How to Care for Your Cezve
A cezve is a long-term companion, and a copper one can outlast its owner with basic care.
- Hand-wash it with warm water and a soft sponge, and skip the dishwasher for copper, brass, and tin-lined pots, since harsh detergents and heat damage the lining and dull the finish.
- Dry it thoroughly right away to prevent water spots and tarnish, and store it dry.
- Keep an eye on the tin lining: if you see pinkish copper showing through the silvery tin inside, it is time to re-tin before you brew acidic coffee in it again.
- Never heat the pot empty or blast it on high, because dry, high heat can blister or melt tin and warp thin metal, and Turkish coffee is a low-and-slow brew in any case.
- Stir with a wooden or heatproof spoon rather than metal, which can scratch the tin lining and shorten its life.

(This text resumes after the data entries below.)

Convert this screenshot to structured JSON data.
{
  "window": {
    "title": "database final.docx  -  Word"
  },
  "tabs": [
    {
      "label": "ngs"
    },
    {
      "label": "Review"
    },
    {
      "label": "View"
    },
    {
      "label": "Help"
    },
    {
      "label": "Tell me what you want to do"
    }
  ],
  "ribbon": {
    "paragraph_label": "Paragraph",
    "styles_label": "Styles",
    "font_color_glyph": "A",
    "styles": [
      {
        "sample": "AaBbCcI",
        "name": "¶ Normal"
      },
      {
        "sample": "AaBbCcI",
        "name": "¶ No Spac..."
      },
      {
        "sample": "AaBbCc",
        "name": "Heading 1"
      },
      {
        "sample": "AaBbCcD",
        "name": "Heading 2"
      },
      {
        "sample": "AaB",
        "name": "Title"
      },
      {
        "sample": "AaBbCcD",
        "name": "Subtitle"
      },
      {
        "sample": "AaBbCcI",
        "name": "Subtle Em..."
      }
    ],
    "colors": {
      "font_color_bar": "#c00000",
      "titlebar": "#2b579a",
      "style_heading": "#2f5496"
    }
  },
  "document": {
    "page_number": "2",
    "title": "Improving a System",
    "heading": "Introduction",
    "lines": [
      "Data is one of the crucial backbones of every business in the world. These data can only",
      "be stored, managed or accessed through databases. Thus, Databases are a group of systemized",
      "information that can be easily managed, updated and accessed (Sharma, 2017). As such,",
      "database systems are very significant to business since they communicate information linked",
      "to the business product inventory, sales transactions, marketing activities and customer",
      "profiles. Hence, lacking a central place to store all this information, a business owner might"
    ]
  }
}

- Polish copper or brass exteriors now and then with a proper metal polish, or a lemon-and-salt rub, keeping any polish well away from the inside surface.
The Right Pot Is a Small, Lasting Pleasure
A cezve is one of the simplest tools in coffee, and that simplicity is the point: a shaped pot, a heat source, and a little attention are all it takes. Choose copper if you want the classic experience and do not mind the upkeep, stainless if you want to brew and forget, and size it to the cups you actually pour rather than the crowd you rarely host. Look after the lining, keep the heat low, and the same little pot will foam up cup after cup for years, connecting your kitchen to a ritual that stretches across Turkey, Greece, and the Balkans.